How the lives of girls in Sierra Leonehave changed since their historic victory at the ECOWAS Court

In December 2019, the Economic Community of West African States (ECOWAS) Court of Justice found Sierra Leone's ban that prohibited pregnant schoolgirls from attending school to be in violation of the right of pregnant girls to education. In March 2020, the government of Sierra Leone lifted the discriminatory ban. To mark a year since this historic judgment, we caught up with Hannah Yambasu, Executive Director of Women Against Violence and Exploitation in Society (W.A.V.E.S), one of our partners in the filing.

What has the situation been like for Sierra Leonean girls since the verdict last year?

We have two schools of thought in the country – those that support pregnant schoolgirls and believe that they should be allowed to attend school and those that are against them. We are slowly getting people on board to being supportive, though changing perceptions around social and gender issues is not easy.

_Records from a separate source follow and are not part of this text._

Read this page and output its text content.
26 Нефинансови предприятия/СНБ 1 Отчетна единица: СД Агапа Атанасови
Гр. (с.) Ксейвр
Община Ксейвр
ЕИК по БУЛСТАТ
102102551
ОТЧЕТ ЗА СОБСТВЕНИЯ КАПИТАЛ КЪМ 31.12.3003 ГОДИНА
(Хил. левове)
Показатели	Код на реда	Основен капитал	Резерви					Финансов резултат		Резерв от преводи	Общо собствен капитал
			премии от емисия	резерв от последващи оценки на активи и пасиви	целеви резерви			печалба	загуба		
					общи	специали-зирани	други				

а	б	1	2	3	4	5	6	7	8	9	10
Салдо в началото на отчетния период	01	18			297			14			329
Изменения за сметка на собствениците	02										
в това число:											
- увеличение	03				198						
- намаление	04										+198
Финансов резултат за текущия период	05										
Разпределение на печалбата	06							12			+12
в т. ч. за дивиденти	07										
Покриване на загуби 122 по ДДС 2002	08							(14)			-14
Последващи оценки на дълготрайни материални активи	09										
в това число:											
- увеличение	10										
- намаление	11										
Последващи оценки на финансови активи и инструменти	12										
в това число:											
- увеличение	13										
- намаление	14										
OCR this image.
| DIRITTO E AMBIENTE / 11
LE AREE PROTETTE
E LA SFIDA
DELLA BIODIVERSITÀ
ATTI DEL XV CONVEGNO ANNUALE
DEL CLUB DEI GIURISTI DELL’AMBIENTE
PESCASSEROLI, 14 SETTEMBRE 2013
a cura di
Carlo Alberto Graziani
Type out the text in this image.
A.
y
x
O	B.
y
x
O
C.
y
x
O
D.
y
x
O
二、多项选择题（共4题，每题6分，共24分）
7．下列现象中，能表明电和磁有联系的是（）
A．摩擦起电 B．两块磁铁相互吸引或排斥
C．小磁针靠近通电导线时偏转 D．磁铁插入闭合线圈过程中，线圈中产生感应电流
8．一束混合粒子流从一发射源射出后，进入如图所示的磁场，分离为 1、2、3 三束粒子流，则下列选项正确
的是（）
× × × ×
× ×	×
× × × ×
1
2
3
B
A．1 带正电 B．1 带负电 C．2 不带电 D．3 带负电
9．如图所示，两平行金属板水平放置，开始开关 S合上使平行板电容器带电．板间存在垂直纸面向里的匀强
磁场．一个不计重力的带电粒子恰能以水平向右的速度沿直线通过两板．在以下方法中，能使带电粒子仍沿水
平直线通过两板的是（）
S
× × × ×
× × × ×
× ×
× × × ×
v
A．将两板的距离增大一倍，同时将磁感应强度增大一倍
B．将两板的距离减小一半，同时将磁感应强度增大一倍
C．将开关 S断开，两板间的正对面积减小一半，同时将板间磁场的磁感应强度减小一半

When we were fighting against female genital mutilation (FGM), there was a lot of opposition. People thought that it was a western agenda but we now have many more people believing in the elimination of FGM. We are facing the same challenges with regard to the acceptance and normalization of pregnant school girls attending school. While it is seen as a controversial issue by some people, we will not back down in advocating for every girl’s right to education.

The verdict set a precedent for pregnant school girls attending school without any limitations. Locking girls out of our education system is a double violation of their rights because some are victims of sexual abuse or sexual violation. I believe that we will realize change one step at a time.

We cannot leave any girl behind and we will intensify our efforts by continuing to urge the government to put in place strategies that will ensure that all pregnant school girls are allowed to go to school and to have access to equal opportunities in education.

What did the verdict mean for girls in Sierra Leone?

For me, the verdict meant that girls would have access to education without any limitations – that if any school girl conceived and wanted to go back to school, then school authorities would not prohibit her from attending school. Schools must be willing to accept and take pregnant school girls to class. We will continue fighting for girls so that they can freely access education.

The lifting of the ban by the government was a big step in the promotion of equal rights to education for girls. We have for the first time since the ban was effected, seen pregnant schools allowed to sit for their final exams.

I am seeing changes. The government is looking at the issues that we are raising. This is a win – the children have won.

How has COVID-19 impacted girls in Sierra Leone?

The government lifted the ban against pregnant schoolgirls in March 2020. But by this time the COVID-19 pandemic had already begun. We had to slow down our campaigns to get girls back to school but we have picked up the pace and remain committed to pushing for girls’ right to education.

We borrowed heavily from the lessons that we learned during the Ebola crisis and put in place mechanisms that protected our girls from being violated during the COVID-19 period. Because of this, our girls have not been as widely affected by measures imposed to curb COVID-19 as they have been in other countries.

What does the future hold?

I see a bright future for our girls as long as we don’t relent. If we continue pushing for girls’ rights, we will see change. The more we engage girls individually and collectively, urging them to demand more from the government, the community, and themselves, the more we will see change.